MUNICH—The novel anticoagulant apixaban is better than warfarin at preventing stroke and reducing mortality independent of renal function, a secondary analysis of the ARISTOTLE trial showed, reported MedPage Today.
Major bleeding was also reduced with apixaban, although the patients with the most impaired renal function appeared to derive the greatest benefit, according to Stefan Hohnloser, MD, of J.W. Goethe University in Frankfurt.
The findings reported at the European Society of Cardiology meeting here and published simultaneously online in the European Heart Journal "suggest that apixaban may be particularly suited to address the unmet need for more effective and safe stroke prevention in patients with atrial fibrillation and renal dysfunction," he said.
Impaired renal function is common in patients with atrial fibrillation and is associated with greater risks of bleeding and poor outcomes. Because of the fear of bleeding, many patients with both renal dysfunction and atrial fibrillation do not receive oral anticoagulation.
Hohnloser and colleagues performed a prespecified secondary analysis of the ARISTOTLE trial, which showed that apixaban—of which about 25 percent is excreted through the kidneys—significantly reduced stroke and systemic embolism by a relative 21 percent, total mortality by a relative 11 percent, and major bleeding by a relative 31 percent versus warfarin in patients with atrial fibrillation and at least one additional risk factor for stroke.
They used three different methods to estimate glomerular filtration rate among 14,884 study participants—the Cockcroft-Gault and Chronic Kidney Disease Epidemiology Collaboration (CKD-EPI) equations, which are both based on serum creatinine, as well as cystatin C measurements.
According to the Cockcroft-Gault equation, at baseline 42 percnt of patients had an eGFR greater than 80 mL/min, 42 percent had an estimate greater than 50 but no greater than 80 mL/min, and 15 percent had an estimate of 50 mL/min or less.
As seen in prior studies, the rates of cardiovascular events, mortality, and bleeding were highest in the patients with impaired renal function (eGFR of 80 mL/min or less).
Compared with warfarin, apixaban was more effective at preventing stroke and systemic embolism and reducing all-cause mortality, regardless of baseline renal function and the method used to calculate it.
Apixaban also reduced major bleeding events across all ranges of eGFR, although there was a significant interaction between treatment effect and renal function indicating greater efficacy in patients with an eGFR of 50 mL/min or less according to the Cockcroft-Gault equation (P=0.005).
The relative risk reduction in major bleeding was greater in patients with an eGFR of ≤50 mL/min using Cockcroft–Gault (HR 0.50 95% CI 0.38 to 0.66, P=0.005).

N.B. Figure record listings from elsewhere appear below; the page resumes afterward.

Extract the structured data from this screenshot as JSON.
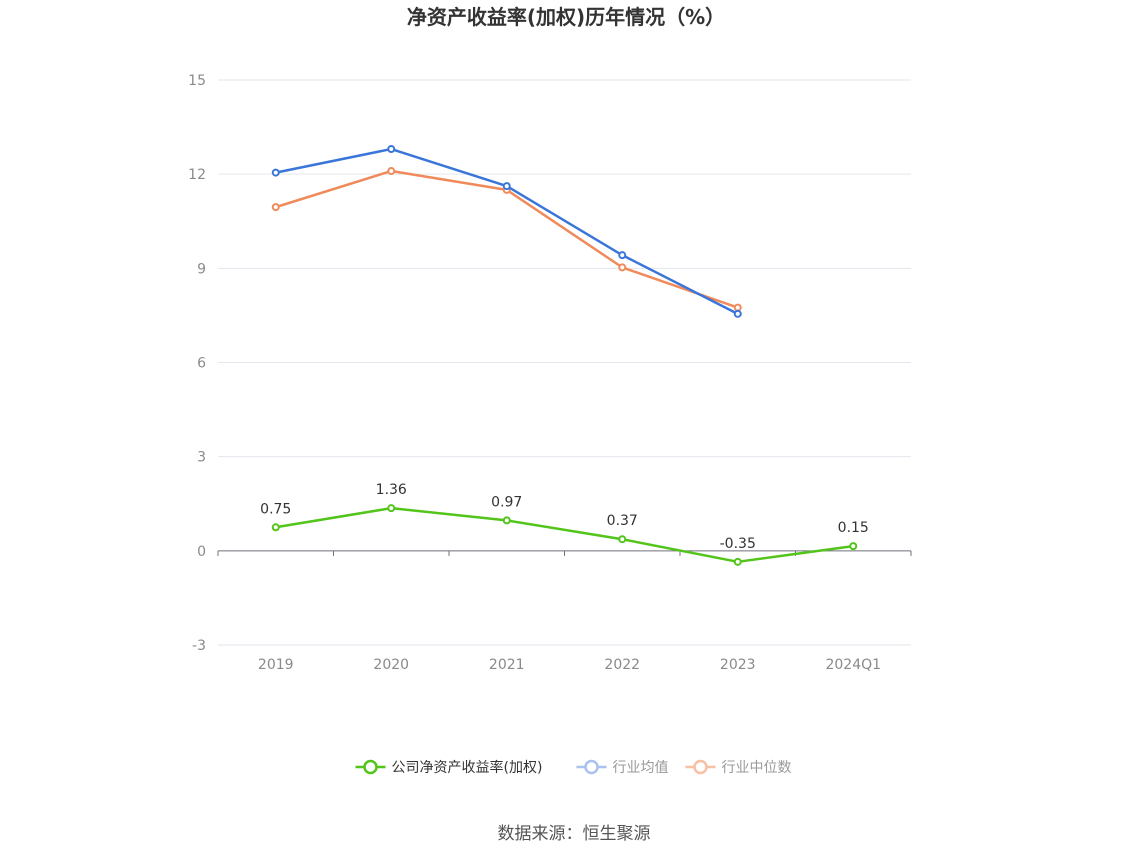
{
  "chart_data": {
    "type": "line",
    "title": "净资产收益率(加权)历年情况（%）",
    "categories": [
      "2019",
      "2020",
      "2021",
      "2022",
      "2023",
      "2024Q1"
    ],
    "ylim": [
      -3,
      15
    ],
    "yticks": [
      "15",
      "12",
      "9",
      "6",
      "3",
      "0",
      "-3"
    ],
    "ytick_values": [
      15,
      12,
      9,
      6,
      3,
      0,
      -3
    ],
    "grid": true,
    "legend_position": "bottom",
    "series": [
      {
        "name": "公司净资产收益率(加权)",
        "color": "#52c41a",
        "values": [
          0.75,
          1.36,
          0.97,
          0.37,
          -0.35,
          0.15
        ],
        "labels": [
          "0.75",
          "1.36",
          "0.97",
          "0.37",
          "-0.35",
          "0.15"
        ]
      },
      {
        "name": "行业均值",
        "color": "#3a76d9",
        "values": [
          12.05,
          12.8,
          11.62,
          9.42,
          7.55,
          null
        ]
      },
      {
        "name": "行业中位数",
        "color": "#f08a5a",
        "values": [
          10.95,
          12.1,
          11.5,
          9.03,
          7.75,
          null
        ]
      }
    ],
    "legend_text_colors": [
      "#333333",
      "#999999",
      "#999999"
    ],
    "legend_icon_colors": [
      "#52c41a",
      "#a9c2ee",
      "#f7bfa4"
    ]
  },
  "source": "数据来源：恒生聚源"
}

"This is interesting, important, and needs to be explained," Keith Fox, MBChB, of the Edinburgh Center for Cardiovascular Science in Scotland, said in comments following Hohnloser's presentation.
The researchers conducted sensitivity analyses to see whether the finding was related to use of a half dose of apixaban in some patients. Most patients received 5 mg twice daily but patients 80 and older, those with a body weight of 132 pounds or less, and those with a serum creatinine of 1.5 mg/dL or greater received 2.5 mg twice daily.
The reduced dose did not fully explain the greater reductions in major bleeding seen in the patients with the worst renal function.
"In my view," Fox said, "ARISTOTLE [apixaban] provides a treatment option and advantages over warfarin in patients with moderate renal dysfunction, a group that [is] currently suboptimally treated."